Enfance (1852). La régularité de la vie militaire a permis à Tolstoï de mener à bien ses projets d'écriture. En 1852, il a envoyé un récit à Nekrassov, qui s'enthousiasme pour le jeune écrivain et le publie dans le Contemporain. Enfance s'inscrit dans un projet tétralogique, Quatre Étapes du développement, au sein duquel seuls Adolescence (1854) et Jeunesse (1855-1856) verront le jour. Nikolka Irteniev, le héros, est pourvu de nombreux traits autobiographiques : ce premier livre est motivé par le besoin de porter un regard rétrospectif sur le chemin parcouru. Nikolka est habité, comme Tolstoï, par une exigence de vérité ; il traque le mensonge, chez lui comme chez les autres ; doté d'une intelligence et d'une imagination hors du commun, il scrute ses pensées, ses actes, ses sensations. Mais, lorsqu'il quitte la protection de la propriété familiale, sa soif de pureté se heurte aux réalités du « monde », et la vanité, l'hypocrisie, l'indifférence à autrui, caractéristiques du milieu dans lequel il évolue, ont raison de ses nobles aspirations. La critique contemporaine admira dans Enfance le talent de Tolstoï à montrer « la dialectique de l'âme » et « l'immédiate pureté du sentiment moral ». Ce premier récit procure au jeune écrivain un succès d'estime, mais les nouvelles inspirées par la défense de Sébastopol assiégée, où il demande à être envoyé « pour voir la guerre de près », vont lui apporter la gloire, tout en donnant un sens nouveau, plus universel, à la problématique de l'authenticité.

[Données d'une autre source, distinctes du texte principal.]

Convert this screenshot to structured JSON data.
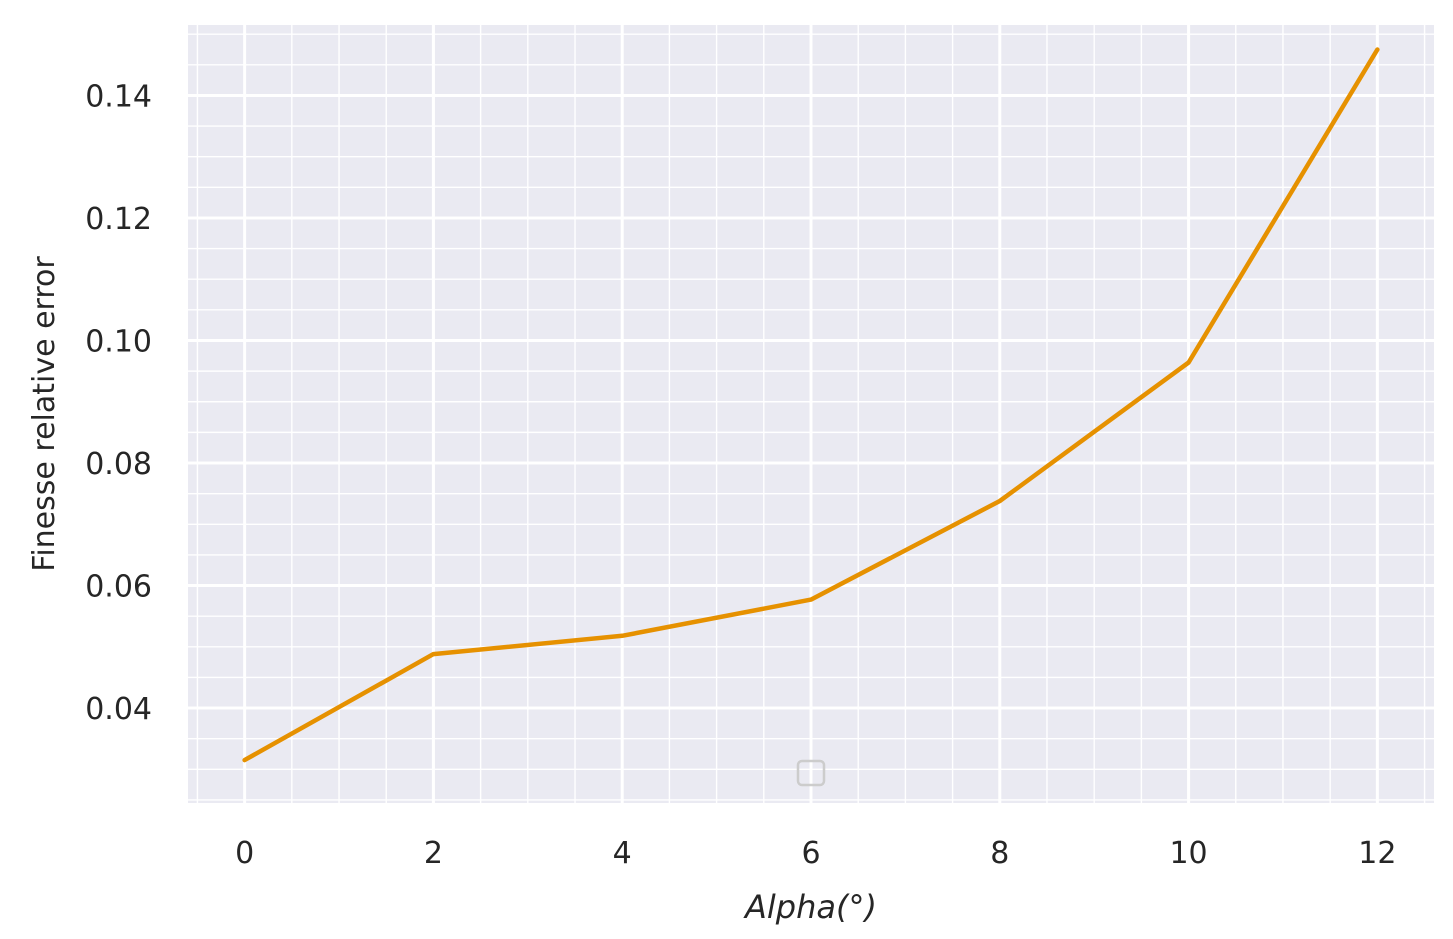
{
  "chart_data": {
    "type": "line",
    "title": "",
    "xlabel": "Alpha(°)",
    "ylabel": "Finesse relative error",
    "xlim": [
      -0.6,
      12.6
    ],
    "ylim": [
      0.0245,
      0.1515
    ],
    "x_ticks": [
      0,
      2,
      4,
      6,
      8,
      10,
      12
    ],
    "y_ticks": [
      0.04,
      0.06,
      0.08,
      0.1,
      0.12,
      0.14
    ],
    "x_tick_labels": [
      "0",
      "2",
      "4",
      "6",
      "8",
      "10",
      "12"
    ],
    "y_tick_labels": [
      "0.04",
      "0.06",
      "0.08",
      "0.10",
      "0.12",
      "0.14"
    ],
    "grid": true,
    "minor_grid": true,
    "legend": "bottom-center, empty",
    "colors": {
      "background": "#eaeaf2",
      "grid": "#ffffff",
      "line": "#e69100",
      "legend_box": "#cccccc"
    },
    "series": [
      {
        "x": [
          0,
          2,
          4,
          6,
          8,
          10,
          12
        ],
        "y": [
          0.0315,
          0.0488,
          0.0518,
          0.0577,
          0.0738,
          0.0964,
          0.1475
        ]
      }
    ]
  }
}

Les Récits de Sébastopol (1855). « Sébastopol en décembre », « Sébastopol en mai » et « Sébastopol en août 1855 » sont conçus par leur auteur comme des reportages, qui dévoilent, derrière l'imagerie patriotique, la réalité du front : manque d'armes, mauvais ravitaillement, stupidité de la discipline, impréparation des troupes. En même temps, la guerre constitue un révélateur humain. Si le premier de ces récits-vérité s'attache avant tout à décrire avec exactitude un épisode du siège de Sébastopol et à rendre hommage à l'héroïsme des hommes, les deux suivants opposent le courage véritable, souvent le fait de simples soldats qui n'en ont pas conscience, au panache de façade des officiers.